The Council on American-Islamic Relations has hosted events for Tlaib and Omar. The Anti-Defamation League, reporting on the group, says of CAIR that “much of its activity” is in exposing anti-Muslim bias, but this is undermined by an anti-Israel agenda. A founder of the group, Nihad Awad, in 1994 expressed support for Hamas, and a founder of its Dallas chapter was convicted in a scheme to fundraise for the terrorist group. For years the group has denied ties with Hamas and points out that Niwad and CAIR have condemned Hamas terrorist actions since 2006.

Both Tlaib and Omar have embraced the boycott Israel movement, to different degrees. Omar has caused tensions in the House Democratic caucus with statements perceived as invoking anti-Semitic slanders, including claiming that she felt pressured to pledge “allegiance” to Israel.

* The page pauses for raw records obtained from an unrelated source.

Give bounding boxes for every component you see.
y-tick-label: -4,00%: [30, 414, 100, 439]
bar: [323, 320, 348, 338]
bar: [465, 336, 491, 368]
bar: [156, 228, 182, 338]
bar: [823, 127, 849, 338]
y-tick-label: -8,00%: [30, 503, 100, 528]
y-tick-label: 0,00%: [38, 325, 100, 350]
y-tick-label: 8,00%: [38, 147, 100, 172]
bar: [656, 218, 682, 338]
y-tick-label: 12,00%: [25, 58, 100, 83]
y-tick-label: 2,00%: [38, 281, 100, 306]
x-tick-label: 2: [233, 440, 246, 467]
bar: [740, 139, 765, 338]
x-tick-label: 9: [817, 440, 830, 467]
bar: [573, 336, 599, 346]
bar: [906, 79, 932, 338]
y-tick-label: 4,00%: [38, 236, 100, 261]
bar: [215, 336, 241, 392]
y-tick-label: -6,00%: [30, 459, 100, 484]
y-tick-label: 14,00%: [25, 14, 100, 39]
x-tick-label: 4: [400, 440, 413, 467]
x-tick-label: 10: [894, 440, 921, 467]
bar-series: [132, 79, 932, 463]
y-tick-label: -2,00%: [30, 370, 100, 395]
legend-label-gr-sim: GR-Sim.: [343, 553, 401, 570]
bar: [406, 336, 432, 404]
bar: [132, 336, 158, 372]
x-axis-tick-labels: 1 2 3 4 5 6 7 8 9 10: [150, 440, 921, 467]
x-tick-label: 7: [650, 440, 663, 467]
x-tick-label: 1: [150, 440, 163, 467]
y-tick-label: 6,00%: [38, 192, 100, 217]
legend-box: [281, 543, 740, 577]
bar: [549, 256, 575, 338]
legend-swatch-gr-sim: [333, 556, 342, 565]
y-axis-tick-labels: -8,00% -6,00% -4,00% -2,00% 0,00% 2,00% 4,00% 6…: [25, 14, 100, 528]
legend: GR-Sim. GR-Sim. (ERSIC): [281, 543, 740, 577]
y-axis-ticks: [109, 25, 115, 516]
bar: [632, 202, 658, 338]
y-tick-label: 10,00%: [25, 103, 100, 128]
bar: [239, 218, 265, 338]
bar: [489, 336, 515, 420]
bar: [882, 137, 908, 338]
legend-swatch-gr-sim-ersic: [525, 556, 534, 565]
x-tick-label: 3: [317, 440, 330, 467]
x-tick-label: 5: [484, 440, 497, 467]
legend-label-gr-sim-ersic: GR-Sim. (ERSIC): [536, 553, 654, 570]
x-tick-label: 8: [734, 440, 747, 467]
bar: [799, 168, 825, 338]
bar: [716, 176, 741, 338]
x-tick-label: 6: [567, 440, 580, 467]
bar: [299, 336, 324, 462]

She has apologized for some of the statements, and a congressional resolution overwhelmingly approved earlier this month condemned anti-Semitism, Islamophobia and particularly the invocation of dual loyalty.

Milstein retweeted a video claiming that Omar “admitted” to taking “terrorism classes.” In the video, she is referring to classes on terrorism that she took at North Dakota State University when she obtained a political science degree.

In his statement, which he provided on the condition that JTA post it in full, Milstein insisted that his tweets did not target Muslims per se.

“My tweet today, which shared news articles and social media postings that others wrote about CAIR and Representatives Ilhan Omar and Rashida Tlaib, has been used to mischaracterize me and my views,” he said.

“Let me be clear. I believe that America as a country is made stronger by our diversity and deep commitment to freedom of speech, tolerance and religious pluralism. Whether you are Jewish, Muslim, Christian, or Hindu, I believe that Americans of all faiths should not have their loyalty questioned. I believe that our country is stronger when people of all backgrounds and faiths are represented in public life. It’s specifically because of these beliefs that I continue to speak out against CAIR as an organization, and against Representatives Omar and Tlaib, who have long been associated with this extreme and patently intolerant group, which has a well-documented track record of spreading anti-Semitism and fundraising for the Hamas terrorist organization.”

In 2017, Milstein apologized for tweeting an anti-Semitic image of the liberal Jewish philanthropist George Soros.